PAR JEAN-JACQUES LEVEQUE


I

L y a certainement une question essentielle qui reste posée quand on voit la carrière de Ben, qui, depuis les années 1960, s'agite avec le soutien des médias, et des musées, pour faire valoir non une démarche artistique, mais la reprise incessante de slogans, parfois heureux, souvent provocateurs, qui remettent en cause le rôle de l'art et des artistes. De telles attitudes sont saines et permettent à un milieu assez volontiers satisfait de ses performances de se remettre en question, de s'interroger sur la validité de ses concepts.

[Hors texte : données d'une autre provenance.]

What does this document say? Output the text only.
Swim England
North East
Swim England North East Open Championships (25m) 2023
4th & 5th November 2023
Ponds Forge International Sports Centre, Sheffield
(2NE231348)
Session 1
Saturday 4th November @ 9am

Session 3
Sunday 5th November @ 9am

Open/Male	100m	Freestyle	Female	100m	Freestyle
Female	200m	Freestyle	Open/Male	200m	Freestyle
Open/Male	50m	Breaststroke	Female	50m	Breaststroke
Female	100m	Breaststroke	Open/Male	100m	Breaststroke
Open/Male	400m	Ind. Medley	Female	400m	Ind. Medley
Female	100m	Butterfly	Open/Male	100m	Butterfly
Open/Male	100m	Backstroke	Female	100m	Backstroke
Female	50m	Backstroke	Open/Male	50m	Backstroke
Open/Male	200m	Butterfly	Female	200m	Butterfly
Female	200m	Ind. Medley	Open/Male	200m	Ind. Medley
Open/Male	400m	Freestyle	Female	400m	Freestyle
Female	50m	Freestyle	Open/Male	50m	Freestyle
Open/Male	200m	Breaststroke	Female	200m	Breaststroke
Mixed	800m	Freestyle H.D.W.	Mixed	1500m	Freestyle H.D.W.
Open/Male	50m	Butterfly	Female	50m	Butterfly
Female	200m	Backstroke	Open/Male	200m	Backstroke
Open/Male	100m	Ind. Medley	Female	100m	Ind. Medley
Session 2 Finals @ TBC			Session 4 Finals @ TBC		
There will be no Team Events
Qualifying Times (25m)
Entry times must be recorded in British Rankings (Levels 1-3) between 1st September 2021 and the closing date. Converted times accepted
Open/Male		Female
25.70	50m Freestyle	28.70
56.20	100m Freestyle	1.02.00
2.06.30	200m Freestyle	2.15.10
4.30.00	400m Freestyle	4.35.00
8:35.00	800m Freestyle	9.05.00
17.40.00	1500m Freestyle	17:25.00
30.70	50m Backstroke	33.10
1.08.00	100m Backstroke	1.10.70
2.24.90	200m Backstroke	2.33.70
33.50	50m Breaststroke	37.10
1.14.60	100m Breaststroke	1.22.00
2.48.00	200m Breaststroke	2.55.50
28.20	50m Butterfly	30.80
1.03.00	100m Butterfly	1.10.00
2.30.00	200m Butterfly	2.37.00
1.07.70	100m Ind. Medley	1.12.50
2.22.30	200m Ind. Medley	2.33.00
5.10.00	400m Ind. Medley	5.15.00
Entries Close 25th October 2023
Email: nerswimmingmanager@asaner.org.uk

Ben, c'est un peu le bouffon du roi Art, qui s'agite avec ses grelots et lui fait des pieds de nez. Implanté à Nice, il organise rencontres et expositions, diffuse des publications où il déploie une verve qui ne rate jamais ses cibles mais très vite tourne sur elle-même, exploite ses filons et n'évite pas les redites, le radotage.
Sympathique à ses débuts (tout comme son complice de la première heure, Arman, qui fut essentiel pour « le devenir de l'art » avant de devenir un faiseur de gadgets pour public snob), Ben a vite épuisé ses munitions, et sa saine agressivité tourne à l'aigre, devient une figure de style. De se substituer à l'œuvre (refusant celle-ci) et de faire valoir en priorité « l'émetteur » des idées formulées au détriment d'une création qui résulte d'un talent ainsi concrétisé, conduit souvent ceux qui choisissent cette voie, à commencer par Marcel Duchamp, leur maître à tous, vers des impasses.
Mais notre société frivole, qui aime se faire battre par ceux qu'elle fête, accueille Ben dans l'espace du gadget culturel. D'où ces slogans qui se veulent protestataires, ornant des parapluies, des foulards, des objets de bureau, et deviennent à leur tour des produits de consommation culturelle dans son aspect le plus commercial.
Ben fait aujourd'hui un bilan. Il en a l'âge. Aura-t-il la sagesse de mettre un terme à une agitation qui devient vide de sens d'avoir trop servi, et d'avoir conduit d'une juvénile et sympathique révolte vers le conformisme des magasins de luxe ?

« Ben, je cherche la vérité ». Musée d'art moderne et d'art contemporain de Nice. Jusqu'au 27 mai.